I asked my community (through my Facebook) to show up on the day of the funeral and blockade the family from the WBC. I asked them to do what a small town in Missouri did (here’s the story on that) and show up early to take all of the parking spaces. Use bodies to make sure the WBC gets nowhere near the funeral. But most importantly, do so PEACEFULLY. Do not engage them, do not scream at them, and do not enforce physical violence upon them. That makes you no better than they are. Instead, show them how true Americans, and how true people of God, act.

I am so troubled by the fact that, coming upon my 24th birthday, these kinds of issues exist in my world. I want to see a truly United States of America before I die, although I’m sure that will never happen. It’s so conflicting to feel like there’s nothing I can do to make homosexual teenagers (and even adults) feel like there’s NOTHING wrong with them and no matter how bad it gets, it always gets better.
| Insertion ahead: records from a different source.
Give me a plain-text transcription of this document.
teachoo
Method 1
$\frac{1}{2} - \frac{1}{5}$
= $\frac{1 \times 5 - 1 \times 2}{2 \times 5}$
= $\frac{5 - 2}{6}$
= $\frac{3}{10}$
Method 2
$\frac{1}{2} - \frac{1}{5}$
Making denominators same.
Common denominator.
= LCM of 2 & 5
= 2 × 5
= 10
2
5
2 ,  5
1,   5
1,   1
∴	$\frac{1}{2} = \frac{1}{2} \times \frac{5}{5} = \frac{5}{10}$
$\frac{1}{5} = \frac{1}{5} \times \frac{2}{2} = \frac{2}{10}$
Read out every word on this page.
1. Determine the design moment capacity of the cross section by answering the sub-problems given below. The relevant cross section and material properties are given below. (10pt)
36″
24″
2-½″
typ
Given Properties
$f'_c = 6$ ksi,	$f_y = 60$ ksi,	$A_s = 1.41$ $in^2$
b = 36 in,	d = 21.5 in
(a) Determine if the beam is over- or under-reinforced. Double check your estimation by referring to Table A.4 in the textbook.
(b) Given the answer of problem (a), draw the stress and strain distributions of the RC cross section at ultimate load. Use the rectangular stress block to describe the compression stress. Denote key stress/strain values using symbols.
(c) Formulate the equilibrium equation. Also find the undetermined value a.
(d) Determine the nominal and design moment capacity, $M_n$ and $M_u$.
I feel like there’s nothing I can do to show soldiers that they don’t die in vain, and that even though there’s this small, miniscule population of hate-mongers in our country, they don’t speak for the whole.

Sometimes I wish people would just open their eyes. Accept people for who they are. And all live peacefully, whether we 100% agree with what our neighbors are doing or not.

I feel like I’ll never see that day. And that leaves me in tears.